Por conseguinte, não é possível confirmar a necessidade de determinados profissionais e recursos por meio da preferência dos consumidores — ou seja, pelo lucro vindo dos preços pagos pelos bens serviços. Ou seja, a quantidade ofertada não vai refletir a real necessidade do mercado.

Não à toa, é comum ver em um hospital falta de algumas especialidades e excesso em outras, com profissionais subocupados. Isto é, uma má alocação de recursos.

Outros problemas do SUS e da regulação central na saúde

Além da situação descolamento dos preços dos serviços e bens oferecidos pelo estado, vemos também casos em que o governo determina as margens de lucro dos fornecedores no mercado privado. Isso se dá normalmente abaixo dos valores de equilíbrio do mercado, o que leva muitas empresas a quebrarem ou mesmo desistir de ofertar seus serviços e bens.

Outra situação comum são as políticas de uso exclusivo de fornecedores nacionais, que levam a falta de medicamentos nos estoques quando há algum problema no processo de produção. Um exemplo já clássico ocorreu na falta de penicilina na rede pública em 2015.

Como resultado dos controles estatais, perde-se o mecanismo de feedback dado pelos preços tanto para os profissionais que ofertam os serviços, quanto para os gestores que efetuam os pagamentos.

Por conseguinte, os incentivos para melhoria de oferta, para inovação e para corte de gastos são praticamente extintos e o que se vê em último caso é o racionamento do cuidado médico. Isso se dá a partir de longas filas e por discriminação de quem tem acesso ao sistema.

Esse cenário fica melhor evidenciado com a falta de médicos generalistas e de profissionais de saúde em localidades remotas do Brasil. Mas isso não é uma exclusividade nacional, tampouco resultado das condições socioeconômicas do país.
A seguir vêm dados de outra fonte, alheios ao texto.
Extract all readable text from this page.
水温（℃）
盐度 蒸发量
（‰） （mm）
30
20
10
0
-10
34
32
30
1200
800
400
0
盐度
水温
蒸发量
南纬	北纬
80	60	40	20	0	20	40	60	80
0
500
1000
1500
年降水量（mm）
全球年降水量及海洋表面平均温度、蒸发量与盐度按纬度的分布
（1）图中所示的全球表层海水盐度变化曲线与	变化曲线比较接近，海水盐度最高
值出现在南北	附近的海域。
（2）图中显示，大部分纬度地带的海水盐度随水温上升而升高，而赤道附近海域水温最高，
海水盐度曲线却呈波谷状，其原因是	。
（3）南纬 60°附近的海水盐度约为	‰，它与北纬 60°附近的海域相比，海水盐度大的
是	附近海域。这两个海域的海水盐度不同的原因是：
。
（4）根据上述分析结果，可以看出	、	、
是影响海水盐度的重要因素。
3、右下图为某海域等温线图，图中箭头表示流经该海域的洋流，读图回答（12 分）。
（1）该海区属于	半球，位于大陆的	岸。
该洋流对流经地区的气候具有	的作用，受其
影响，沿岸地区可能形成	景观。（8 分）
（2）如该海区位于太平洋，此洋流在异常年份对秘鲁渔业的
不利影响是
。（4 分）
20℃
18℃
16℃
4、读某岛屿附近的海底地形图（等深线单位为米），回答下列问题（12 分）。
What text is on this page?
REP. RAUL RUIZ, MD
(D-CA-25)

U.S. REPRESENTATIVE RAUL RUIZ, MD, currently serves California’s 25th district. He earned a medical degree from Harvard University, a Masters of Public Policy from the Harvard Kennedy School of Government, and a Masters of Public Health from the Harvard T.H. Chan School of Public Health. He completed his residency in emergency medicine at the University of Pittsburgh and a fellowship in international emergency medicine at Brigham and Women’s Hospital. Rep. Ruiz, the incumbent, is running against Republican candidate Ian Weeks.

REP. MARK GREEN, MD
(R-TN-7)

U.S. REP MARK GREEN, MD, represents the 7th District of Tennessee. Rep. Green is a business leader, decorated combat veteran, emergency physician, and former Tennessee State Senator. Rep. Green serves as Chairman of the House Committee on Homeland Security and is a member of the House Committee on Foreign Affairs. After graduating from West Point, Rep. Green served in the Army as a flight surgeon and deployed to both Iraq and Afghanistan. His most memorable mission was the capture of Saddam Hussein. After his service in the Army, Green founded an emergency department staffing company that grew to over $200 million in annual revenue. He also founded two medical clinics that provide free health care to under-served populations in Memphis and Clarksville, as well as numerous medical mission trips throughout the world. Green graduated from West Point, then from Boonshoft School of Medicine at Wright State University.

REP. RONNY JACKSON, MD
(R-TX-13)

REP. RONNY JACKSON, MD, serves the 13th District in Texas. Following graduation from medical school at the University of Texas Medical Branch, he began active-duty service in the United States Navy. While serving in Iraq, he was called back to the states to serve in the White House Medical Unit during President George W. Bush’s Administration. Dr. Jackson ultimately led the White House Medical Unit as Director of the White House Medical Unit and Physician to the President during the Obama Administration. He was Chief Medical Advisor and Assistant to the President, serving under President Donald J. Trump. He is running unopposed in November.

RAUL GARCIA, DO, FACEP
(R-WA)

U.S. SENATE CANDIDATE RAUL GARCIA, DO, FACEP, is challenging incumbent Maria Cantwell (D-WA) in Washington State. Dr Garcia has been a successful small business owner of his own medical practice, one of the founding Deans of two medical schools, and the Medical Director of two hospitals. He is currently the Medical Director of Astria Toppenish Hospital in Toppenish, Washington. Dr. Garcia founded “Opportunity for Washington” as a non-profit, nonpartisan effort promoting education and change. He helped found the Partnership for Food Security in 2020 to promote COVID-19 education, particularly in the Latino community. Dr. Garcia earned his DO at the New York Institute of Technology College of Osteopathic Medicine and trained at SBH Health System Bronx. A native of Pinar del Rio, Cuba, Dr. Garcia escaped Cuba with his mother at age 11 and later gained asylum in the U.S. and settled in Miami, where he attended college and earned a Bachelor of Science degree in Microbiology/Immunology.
É verdade que apenas o fator preço não serve para determinar a escolha da especialidade médica, nem do local de moradia das pessoas. Afinal, dificilmente alguém que sonhou a vida inteira ser oncologista do Sírio-Libanês decidirá ser pediatra em Mamoré apenas porque o governo decidiu aumentar em 20% o salário pago aos pediatras daquela região.

Todavia, a centralização de decisões, dos pagamentos e regulações, assim como a incapacidade de assimilar as informações dos mais diversos agentes de mercado levam a problemas ainda maiores e distorções mais difíceis de de corrigir.

O problema operacional do SUS e suas dificuldades de implementação

Quando juntamente a mecanismos de preços falhos vemos a imposição de restrições a entrada no mercado por novos fornecedores, o resultado esperado é apenas um: caos.

As carências dos diversos setores dificilmente serão supridas por serviços já existentes e tendem a se amplificar conforme a demanda pelo sistema aumente. O pior é que esse é o cenário base em todas as economias desenvolvidas porque há o processo demográfico de envelhecimento da população.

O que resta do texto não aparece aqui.